Alabama Gov. Kay Ivey, State Schools Superintendent Dr. Eric Mackey and Dr. Scott Harris with the Alabama Public Department of Health announced the decision to keep Alabama schools closed during a press conference Thursday afternoon in Montgomery.

That announcement also means that high school spring sports, sidelined since March 17, will not resume. 

“Like thousands of others, I am deeply saddened and disappointed that our schools have closed, and spring sports will not have an opportunity to finish their seasons,” said AHSAA executive director Steve Savarese in a statement released by the AHSAA. 

“Even more so, I am disheartened for all student-athletes, contest officials, their coaches, families, student bodies, fans, communities and especially our seniors. We are facing an unprecedented health crisis, but I am prayerful that the steps we are taking now within our schools and across our nation will enable all those affected to return to a sense of normalcy sooner than later.”

School in Alabama had been closed since March 18 and were slated to remain closed until April 6 prior to Ivey’s announcement on Thursday.

The current school year officially ends June 5. Mackey said graduation ceremonies and high school proms could potentially be held later in the summer. When asked directly about high school sports, he delivered the news athletes and coaches were fearing.

“Unfortunately for sports, for band, it means the end for this year,” Mackey said. “I’m truly sorry, and I know Gov. Ivey and Dr. Harris are sorry that students are losing so many of the fun activities of their senior year that they really count on, but we have to do what is the most important and pressing thing and that is protecting the health and safety of our community.”

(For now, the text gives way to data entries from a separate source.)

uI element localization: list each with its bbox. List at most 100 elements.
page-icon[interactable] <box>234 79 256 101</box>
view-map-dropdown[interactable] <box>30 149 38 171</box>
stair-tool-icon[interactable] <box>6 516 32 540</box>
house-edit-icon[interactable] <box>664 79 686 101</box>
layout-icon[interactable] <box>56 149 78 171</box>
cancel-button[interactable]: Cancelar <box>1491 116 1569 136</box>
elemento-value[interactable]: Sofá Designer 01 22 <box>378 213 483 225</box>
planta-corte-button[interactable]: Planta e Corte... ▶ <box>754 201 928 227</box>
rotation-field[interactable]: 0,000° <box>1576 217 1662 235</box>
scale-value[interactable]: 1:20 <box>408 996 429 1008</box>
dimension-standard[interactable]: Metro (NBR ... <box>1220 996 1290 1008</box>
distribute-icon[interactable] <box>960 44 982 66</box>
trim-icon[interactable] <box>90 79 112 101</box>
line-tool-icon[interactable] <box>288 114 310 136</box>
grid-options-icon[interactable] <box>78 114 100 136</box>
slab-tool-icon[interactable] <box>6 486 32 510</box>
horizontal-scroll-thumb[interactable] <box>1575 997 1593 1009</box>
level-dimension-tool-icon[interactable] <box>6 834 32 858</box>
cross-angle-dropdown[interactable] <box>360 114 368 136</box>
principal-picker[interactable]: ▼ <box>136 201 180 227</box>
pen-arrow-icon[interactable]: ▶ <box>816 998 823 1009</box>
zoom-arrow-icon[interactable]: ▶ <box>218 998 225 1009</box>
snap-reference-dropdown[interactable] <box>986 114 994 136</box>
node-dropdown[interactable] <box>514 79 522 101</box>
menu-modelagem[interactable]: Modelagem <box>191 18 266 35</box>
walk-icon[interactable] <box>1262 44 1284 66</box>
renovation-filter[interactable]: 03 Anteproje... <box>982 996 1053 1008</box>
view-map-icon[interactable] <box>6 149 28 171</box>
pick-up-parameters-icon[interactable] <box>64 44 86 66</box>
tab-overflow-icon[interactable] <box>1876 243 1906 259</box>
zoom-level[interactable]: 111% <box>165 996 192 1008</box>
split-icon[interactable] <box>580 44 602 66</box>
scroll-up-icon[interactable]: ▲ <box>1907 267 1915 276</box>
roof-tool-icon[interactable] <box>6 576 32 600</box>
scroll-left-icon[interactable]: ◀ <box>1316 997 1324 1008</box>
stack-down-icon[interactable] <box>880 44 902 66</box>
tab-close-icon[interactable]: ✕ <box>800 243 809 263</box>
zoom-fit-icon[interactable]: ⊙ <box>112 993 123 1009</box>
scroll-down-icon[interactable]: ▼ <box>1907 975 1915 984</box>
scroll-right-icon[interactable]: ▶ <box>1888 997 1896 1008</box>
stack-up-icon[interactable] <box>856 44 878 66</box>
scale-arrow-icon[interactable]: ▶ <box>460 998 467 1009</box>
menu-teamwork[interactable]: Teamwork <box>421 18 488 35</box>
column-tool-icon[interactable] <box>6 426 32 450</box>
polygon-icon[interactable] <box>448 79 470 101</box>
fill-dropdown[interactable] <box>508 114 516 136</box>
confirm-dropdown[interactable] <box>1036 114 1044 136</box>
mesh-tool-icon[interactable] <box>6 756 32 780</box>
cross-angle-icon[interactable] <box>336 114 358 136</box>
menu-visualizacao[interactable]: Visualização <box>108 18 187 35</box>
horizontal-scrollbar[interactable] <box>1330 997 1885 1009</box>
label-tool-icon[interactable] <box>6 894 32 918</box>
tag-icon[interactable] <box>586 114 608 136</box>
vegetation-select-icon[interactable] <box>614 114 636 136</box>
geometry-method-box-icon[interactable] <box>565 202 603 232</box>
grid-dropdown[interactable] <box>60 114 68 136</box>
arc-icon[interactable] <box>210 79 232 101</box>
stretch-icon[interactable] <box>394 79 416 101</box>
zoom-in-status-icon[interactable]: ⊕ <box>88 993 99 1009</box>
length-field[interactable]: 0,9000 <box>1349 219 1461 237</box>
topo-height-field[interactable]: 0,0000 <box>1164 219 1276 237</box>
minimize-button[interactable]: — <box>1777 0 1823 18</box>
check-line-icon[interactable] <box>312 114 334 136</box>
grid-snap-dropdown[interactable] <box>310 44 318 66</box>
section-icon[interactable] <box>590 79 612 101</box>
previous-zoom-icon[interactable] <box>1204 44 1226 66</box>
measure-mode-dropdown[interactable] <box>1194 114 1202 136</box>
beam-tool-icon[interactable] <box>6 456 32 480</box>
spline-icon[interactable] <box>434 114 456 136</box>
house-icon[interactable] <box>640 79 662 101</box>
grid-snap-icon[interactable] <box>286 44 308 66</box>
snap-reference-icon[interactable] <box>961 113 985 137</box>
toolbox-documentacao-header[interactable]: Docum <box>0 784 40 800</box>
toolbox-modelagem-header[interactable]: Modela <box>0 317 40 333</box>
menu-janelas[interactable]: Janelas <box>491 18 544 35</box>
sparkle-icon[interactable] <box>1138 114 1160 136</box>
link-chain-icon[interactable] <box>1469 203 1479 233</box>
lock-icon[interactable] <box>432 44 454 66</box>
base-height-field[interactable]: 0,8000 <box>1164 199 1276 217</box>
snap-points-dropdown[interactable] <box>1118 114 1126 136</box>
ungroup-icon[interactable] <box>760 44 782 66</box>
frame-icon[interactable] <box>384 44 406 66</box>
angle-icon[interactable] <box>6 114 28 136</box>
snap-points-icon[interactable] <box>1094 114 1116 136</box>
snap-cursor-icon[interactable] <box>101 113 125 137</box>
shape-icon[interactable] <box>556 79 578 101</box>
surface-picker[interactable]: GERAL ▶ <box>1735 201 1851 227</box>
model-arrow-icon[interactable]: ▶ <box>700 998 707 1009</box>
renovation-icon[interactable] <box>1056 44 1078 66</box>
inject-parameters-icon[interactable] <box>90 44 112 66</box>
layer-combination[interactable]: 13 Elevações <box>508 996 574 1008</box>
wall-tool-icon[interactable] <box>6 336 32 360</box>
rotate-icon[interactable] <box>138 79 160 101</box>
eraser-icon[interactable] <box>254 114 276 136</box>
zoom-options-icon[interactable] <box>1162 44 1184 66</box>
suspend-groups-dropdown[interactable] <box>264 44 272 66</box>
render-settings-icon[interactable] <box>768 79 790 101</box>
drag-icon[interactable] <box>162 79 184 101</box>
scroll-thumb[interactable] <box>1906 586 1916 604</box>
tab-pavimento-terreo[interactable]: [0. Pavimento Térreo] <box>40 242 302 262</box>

A memo from the AHSAA to superintendents, principals, athletic directors and spring sports head coaches stated that the organization and its Central Board “understand the hardships and disappointments you are facing due to school closures, but also know, we are committed to putting health, safety and overall well-being of our administrators, coaches and student-athletes at the forefront during this challenging time, and our priorities must focus on returning to a normal school year in the 2020-21 and graduation for the seniors of 2020.”

The memo also stated that the AHSAA maintains its previous guidelines “on what can and cannot be done” while schools are closed. “All AHSAA member schools’ athletic events and activities including, but not limited to, contests, practices, weightlifting and conditioning are hereby suspended until further notice.”

The AHSAA has created a spring sports contingency committee, a fall sports committee and a summer competition committee “to develop contingency plans for spring evaluations, summer competition/camps, dead weeks and beginning start date for fall sports.” Those plans would be dependent on school campuses re-opening.